Chiun wrinkled his tiny nose at the incomprehensible babbling of his emperor. He raised the disk into the air on the tip of one long-fingered nail. With the other hand he set it to spinning. Faster and faster, he spun the disk.

Then with a touch of the same finger, he brought it to an abrupt halt.

"It is now clean," he said tightly.

Smith blinked. He knew it was hopeless, but he also knew the power of the Master of Sinanju. He came out from behind his desk with his long face quivering with suppressed hope.

"It is worth a try," he said, taking the disk between two fingers.

As Chiun watched, Smith opened a port in his terminal. It was one of two capable of accepting auxiliary hard disks.
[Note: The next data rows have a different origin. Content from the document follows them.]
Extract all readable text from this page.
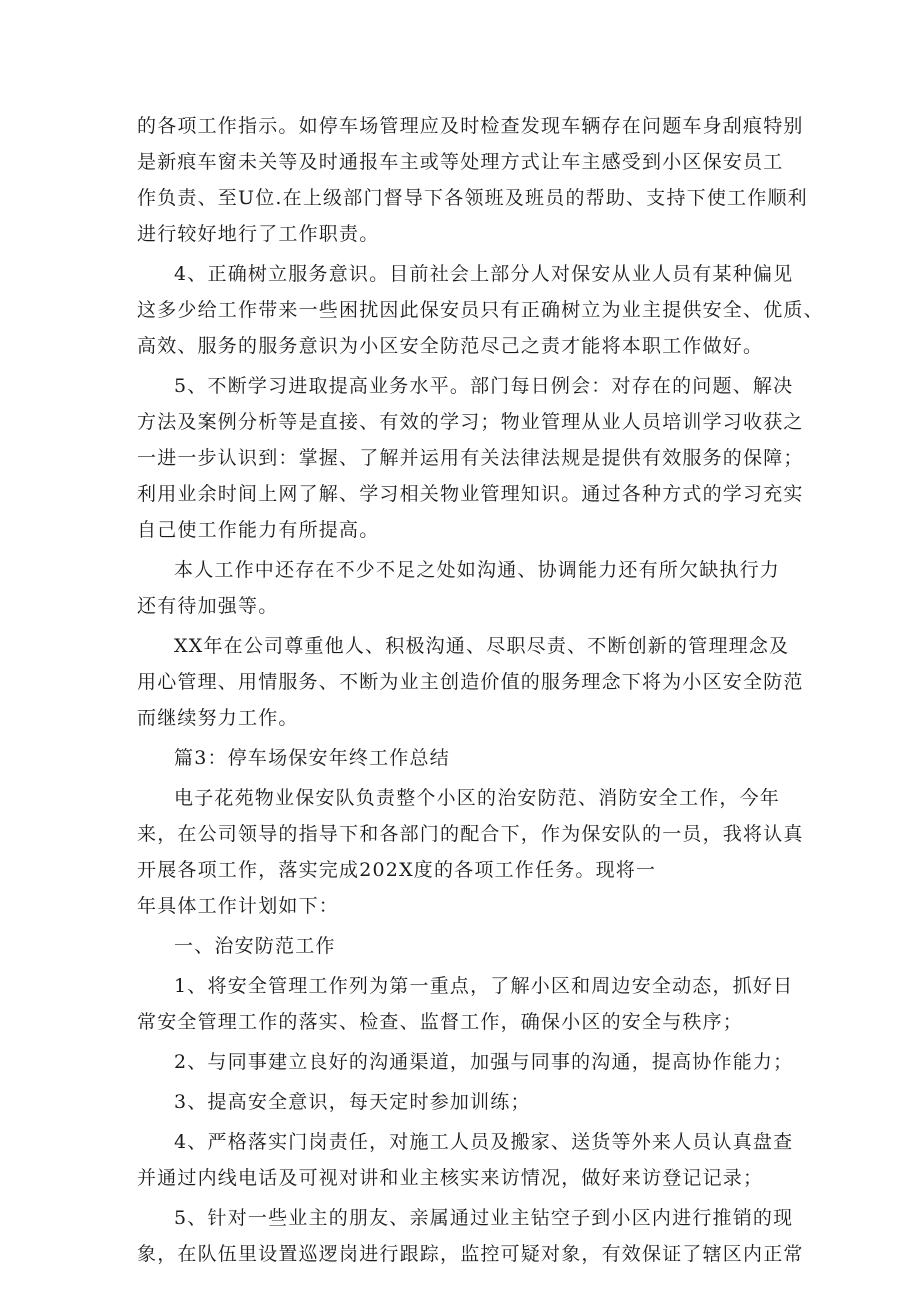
的各项工作指示。如停车场管理应及时检查发现车辆存在问题车身刮痕特别
是新痕车窗未关等及时通报车主或等处理方式让车主感受到小区保安员工
作负责、至U位.在上级部门督导下各领班及班员的帮助、支持下使工作顺利
进行较好地行了工作职责。
4、正确树立服务意识。目前社会上部分人对保安从业人员有某种偏见
这多少给工作带来一些困扰因此保安员只有正确树立为业主提供安全、优质、
高效、服务的服务意识为小区安全防范尽己之责才能将本职工作做好。
5、不断学习进取提高业务水平。部门每日例会：对存在的问题、解决
方法及案例分析等是直接、有效的学习；物业管理从业人员培训学习收获之
一进一步认识到：掌握、了解并运用有关法律法规是提供有效服务的保障；
利用业余时间上网了解、学习相关物业管理知识。通过各种方式的学习充实
自己使工作能力有所提高。
本人工作中还存在不少不足之处如沟通、协调能力还有所欠缺执行力
还有待加强等。
XX年在公司尊重他人、积极沟通、尽职尽责、不断创新的管理理念及
用心管理、用情服务、不断为业主创造价值的服务理念下将为小区安全防范
而继续努力工作。
篇3：停车场保安年终工作总结
电子花苑物业保安队负责整个小区的治安防范、消防安全工作，今年
来，在公司领导的指导下和各部门的配合下，作为保安队的一员，我将认真
开展各项工作，落实完成202X度的各项工作任务。现将一
年具体工作计划如下：
一、治安防范工作
1、将安全管理工作列为第一重点，了解小区和周边安全动态，抓好日
常安全管理工作的落实、检查、监督工作，确保小区的安全与秩序；
2、与同事建立良好的沟通渠道，加强与同事的沟通，提高协作能力；
3、提高安全意识，每天定时参加训练；
4、严格落实门岗责任，对施工人员及搬家、送货等外来人员认真盘查
并通过内线电话及可视对讲和业主核实来访情况，做好来访登记记录；
5、针对一些业主的朋友、亲属通过业主钻空子到小区内进行推销的现
象，在队伍里设置巡逻岗进行跟踪，监控可疑对象，有效保证了辖区内正常
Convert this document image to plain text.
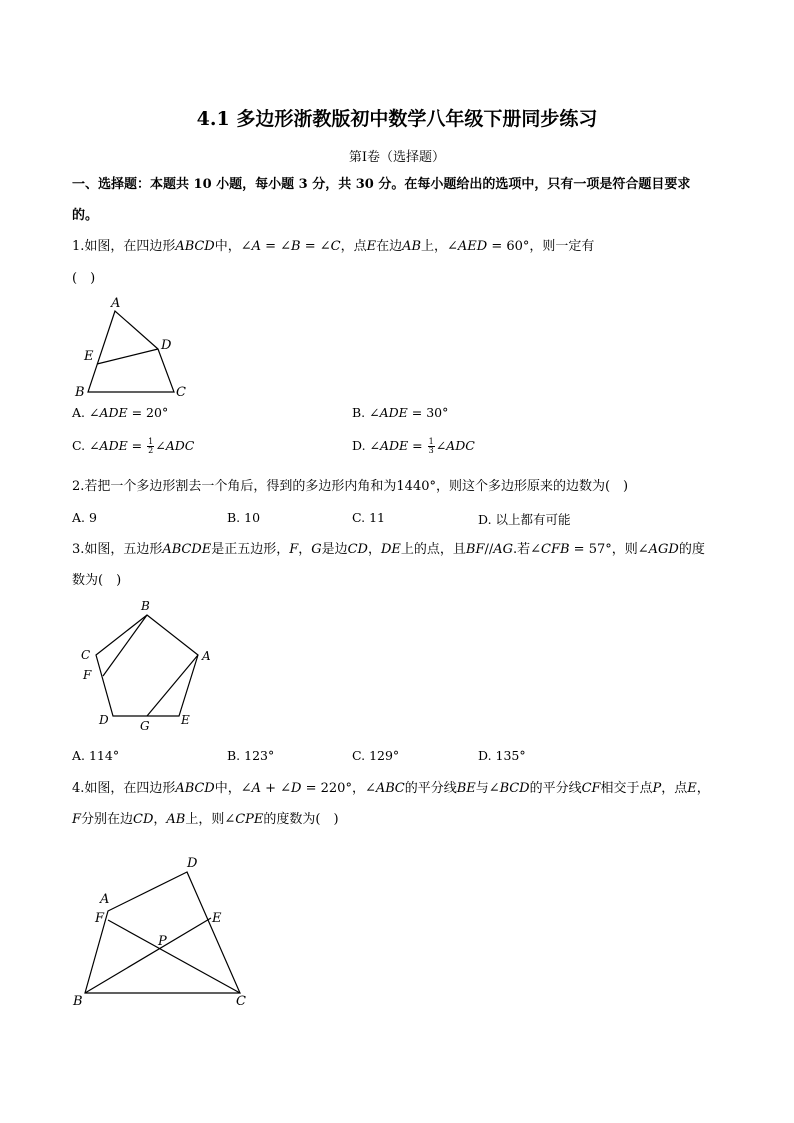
4.1 多边形浙教版初中数学八年级下册同步练习
第Ⅰ卷（选择题）
一、选择题：本题共 10 小题，每小题 3 分，共 30 分。在每小题给出的选项中，只有一项是符合题目要求
的。
1.如图，在四边形𝐴𝐵𝐶𝐷中，∠𝐴 = ∠𝐵 = ∠𝐶，点𝐸在边𝐴𝐵上，∠𝐴𝐸𝐷 = 60°，则一定有
(　)
A
D
E
B	C
A. ∠𝐴𝐷𝐸 = 20°	B. ∠𝐴𝐷𝐸 = 30°
C. ∠𝐴𝐷𝐸 = $\frac{1}{2}$ ∠𝐴𝐷𝐶	D. ∠𝐴𝐷𝐸 = $\frac{1}{3}$ ∠𝐴𝐷𝐶
2.若把一个多边形割去一个角后，得到的多边形内角和为1440°，则这个多边形原来的边数为(　)
A. 9	B. 10	C. 11	D. 以上都有可能
3.如图，五边形𝐴𝐵𝐶𝐷𝐸是正五边形，𝐹，𝐺是边𝐶𝐷，𝐷𝐸上的点，且𝐵𝐹//𝐴𝐺.若∠𝐶𝐹𝐵 = 57°，则∠𝐴𝐺𝐷的度
数为(　)
B
C	A
F
D	G	E
A. 114°	B. 123°	C. 129°	D. 135°
4.如图，在四边形𝐴𝐵𝐶𝐷中，∠𝐴 + ∠𝐷 = 220°，∠𝐴𝐵𝐶的平分线𝐵𝐸与∠𝐵𝐶𝐷的平分线𝐶𝐹相交于点𝑃，点𝐸，
𝐹分别在边𝐶𝐷，𝐴𝐵上，则∠𝐶𝑃𝐸的度数为(　)
D
A
F	E
P
B	C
He inserted the new disk into the drive, closed the port, and engaged the disk.

The drive whined warningly.

"Not a good sign," Smith murmured.

"I endured great personal hardship to recover that object," Chiun pointed out. "Canards and abuses were heaped upon my poor head like cold raindrops." The tone of his voice told Smith that the Master of Sinanju was miffed.

Greenish symbols appeared on the screen. They looked like a combination of English and Chinese. Garbage.